We've been doing fun nebulizer experiments (on me, not Noah). .10ml of Vicks Vapor with 5 ML of saline is just about enough to quicko open the sinuses.

ALSO, did I say thank you to everyone who funded K's proposal was funded! So EXCITING. So thank you!


Jesse - Oct 30, 2007 8:19:55 am PDT #9286 of 10001
Sometimes I trip on how happy we could be.

The video is here: [link]


Kat - Oct 30, 2007 8:21:26 am PDT #9287 of 10001
"I keep to a strict diet of ill-advised enthusiasm and heartfelt regret." Leigh Bardugo

Why yes, I should be working, but I'm sort of obsessed with the NY Times today. I'm floored that the Manhattan Project actually had sites in Manhattan.

In “The Manhattan Project” (Black Dog & Leventhal), published last month, Dr. Norris writes about the Manhattan Project’s Manhattan locations. He says the borough had at least 10 sites, all but one still standing. They include warehouses that held uranium, laboratories that split the atom, and the project’s first headquarters — a skyscraper hidden in plain sight right across from City Hall....

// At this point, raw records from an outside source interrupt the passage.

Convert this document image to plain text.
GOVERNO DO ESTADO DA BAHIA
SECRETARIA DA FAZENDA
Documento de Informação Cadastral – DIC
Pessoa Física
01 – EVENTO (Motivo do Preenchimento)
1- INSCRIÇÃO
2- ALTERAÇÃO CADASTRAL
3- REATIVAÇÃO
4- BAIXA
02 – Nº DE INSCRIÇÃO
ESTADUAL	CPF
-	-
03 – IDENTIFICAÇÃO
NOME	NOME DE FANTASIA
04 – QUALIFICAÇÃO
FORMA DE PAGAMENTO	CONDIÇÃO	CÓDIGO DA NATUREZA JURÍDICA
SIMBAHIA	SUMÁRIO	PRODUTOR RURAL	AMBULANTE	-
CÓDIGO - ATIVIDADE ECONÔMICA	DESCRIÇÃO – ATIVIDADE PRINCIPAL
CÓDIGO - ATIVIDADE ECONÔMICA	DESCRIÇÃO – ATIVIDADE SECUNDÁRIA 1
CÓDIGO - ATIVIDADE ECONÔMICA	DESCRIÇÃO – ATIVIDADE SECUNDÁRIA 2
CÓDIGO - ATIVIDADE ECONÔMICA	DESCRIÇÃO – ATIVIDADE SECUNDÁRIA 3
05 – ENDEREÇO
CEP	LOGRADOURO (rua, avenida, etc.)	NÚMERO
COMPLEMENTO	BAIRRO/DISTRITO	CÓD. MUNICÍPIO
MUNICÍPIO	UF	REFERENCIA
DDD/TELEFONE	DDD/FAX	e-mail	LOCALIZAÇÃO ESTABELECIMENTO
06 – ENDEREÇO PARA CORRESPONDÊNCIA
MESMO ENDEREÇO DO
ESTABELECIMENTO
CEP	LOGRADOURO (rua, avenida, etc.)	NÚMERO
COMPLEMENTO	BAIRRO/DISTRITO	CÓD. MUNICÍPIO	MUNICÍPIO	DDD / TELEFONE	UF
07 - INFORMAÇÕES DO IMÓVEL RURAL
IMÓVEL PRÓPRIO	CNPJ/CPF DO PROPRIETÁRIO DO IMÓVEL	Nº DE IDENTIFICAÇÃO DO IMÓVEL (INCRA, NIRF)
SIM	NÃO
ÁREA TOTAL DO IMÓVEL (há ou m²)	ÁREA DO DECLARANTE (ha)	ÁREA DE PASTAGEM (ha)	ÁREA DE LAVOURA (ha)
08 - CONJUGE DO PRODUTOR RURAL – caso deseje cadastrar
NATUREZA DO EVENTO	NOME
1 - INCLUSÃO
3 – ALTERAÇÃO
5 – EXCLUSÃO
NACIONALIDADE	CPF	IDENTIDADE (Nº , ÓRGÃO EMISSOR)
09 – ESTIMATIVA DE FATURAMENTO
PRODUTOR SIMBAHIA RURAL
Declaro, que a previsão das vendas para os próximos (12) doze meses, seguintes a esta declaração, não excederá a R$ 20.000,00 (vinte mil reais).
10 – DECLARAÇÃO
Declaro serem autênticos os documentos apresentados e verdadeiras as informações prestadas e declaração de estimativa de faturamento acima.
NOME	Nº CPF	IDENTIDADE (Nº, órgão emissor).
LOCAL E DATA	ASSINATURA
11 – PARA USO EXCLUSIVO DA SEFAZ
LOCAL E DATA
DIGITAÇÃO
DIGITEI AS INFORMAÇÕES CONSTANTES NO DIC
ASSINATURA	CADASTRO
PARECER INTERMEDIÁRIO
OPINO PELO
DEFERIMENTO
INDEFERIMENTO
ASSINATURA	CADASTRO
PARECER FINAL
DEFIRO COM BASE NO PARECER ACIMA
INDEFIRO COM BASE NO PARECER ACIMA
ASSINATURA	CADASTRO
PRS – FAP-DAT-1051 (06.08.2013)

Manhattan was central, according to Dr. Norris, because it had everything: lots of military units, piers for the import of precious ores, top physicists who had fled Europe and ranks of workers eager to aid the war effort. It even had spies who managed to steal some of the project’s top secrets....

“That’s amazing,” Alexandra Ghitelman said after learning that the buildings she had just passed on inline skates once held tons of uranium destined for atomic weapons. “That’s unbelievable.”